In the case of the complete gibberish (i.e. “unspoken prayer request” or “hedge of protection”), the problem is that Christians have created their own distinct culture with its own terminology and taxonomy. The only purpose that this specialized language really serves is to clearly communicate with others involved in our little Christian club … And to ostracize others who only speak the vernacular. It’s like walking into a hospital room, hearing the laundry list of medical terms and realizing that you’re not qualified to be a doctor or nurse. If an unchurched person walked into your church’s worship service or small group program and heard the discussion, would they feel like they’re not qualified to be a Christian? How much confusion do we create for the unchurched by forcing them to learn our secret code language and trying to figure out where in the world the narthex is? If our language reinforces an “in crowd” vs. “out crowd” mentality, it’s time to change the way that we speak.
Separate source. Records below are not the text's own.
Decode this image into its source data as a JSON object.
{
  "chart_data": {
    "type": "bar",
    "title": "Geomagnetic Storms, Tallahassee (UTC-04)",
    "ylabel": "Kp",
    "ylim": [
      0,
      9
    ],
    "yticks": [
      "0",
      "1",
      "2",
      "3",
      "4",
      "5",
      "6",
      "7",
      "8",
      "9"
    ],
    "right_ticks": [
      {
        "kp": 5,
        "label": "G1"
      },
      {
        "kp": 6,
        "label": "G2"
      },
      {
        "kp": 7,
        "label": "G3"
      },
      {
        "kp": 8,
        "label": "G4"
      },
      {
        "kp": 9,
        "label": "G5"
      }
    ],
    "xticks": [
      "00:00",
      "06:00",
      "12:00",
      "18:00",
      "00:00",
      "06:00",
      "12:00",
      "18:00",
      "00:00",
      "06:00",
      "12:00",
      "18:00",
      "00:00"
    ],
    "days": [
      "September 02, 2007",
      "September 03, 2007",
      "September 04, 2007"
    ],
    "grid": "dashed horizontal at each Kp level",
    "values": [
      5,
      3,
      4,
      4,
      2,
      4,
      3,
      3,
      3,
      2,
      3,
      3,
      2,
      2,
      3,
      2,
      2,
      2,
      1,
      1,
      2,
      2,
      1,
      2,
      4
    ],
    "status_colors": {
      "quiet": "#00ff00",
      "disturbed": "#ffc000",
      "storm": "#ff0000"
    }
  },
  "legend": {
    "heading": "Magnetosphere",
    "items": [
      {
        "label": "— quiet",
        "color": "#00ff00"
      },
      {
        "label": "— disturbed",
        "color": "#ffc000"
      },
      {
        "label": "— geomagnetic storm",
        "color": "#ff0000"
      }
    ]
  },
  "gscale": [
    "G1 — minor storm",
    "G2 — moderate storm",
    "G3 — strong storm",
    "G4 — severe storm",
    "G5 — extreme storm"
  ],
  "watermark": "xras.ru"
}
In the case of the polite lies (i.e. “I’m not gifted in that area” or “I’ll pray for you”), we need to realize they are lies. They might be polite, but they area still lies. When we put protection of someone’s feelings over the truth, then we have made the wrong decision. Ephesians 4:15 informs us that speaking the truth and loving someone are not mutually exclusive concepts. We can speak truth in a genuinely loving fashion, and sometimes the most loving things to do is to speak a difficult truth into someone’s life. We would do well to remember that both the words of mouth and the meditation of our hearts should be pleasing to God (Psalm 19:14). Imagine the damage we actually do when we say that we will pray and we don’t. And imagine what would happen if we really did pray.
Believers, let’s commit to speaking clearly and thoughtfully in 2015 and beyond.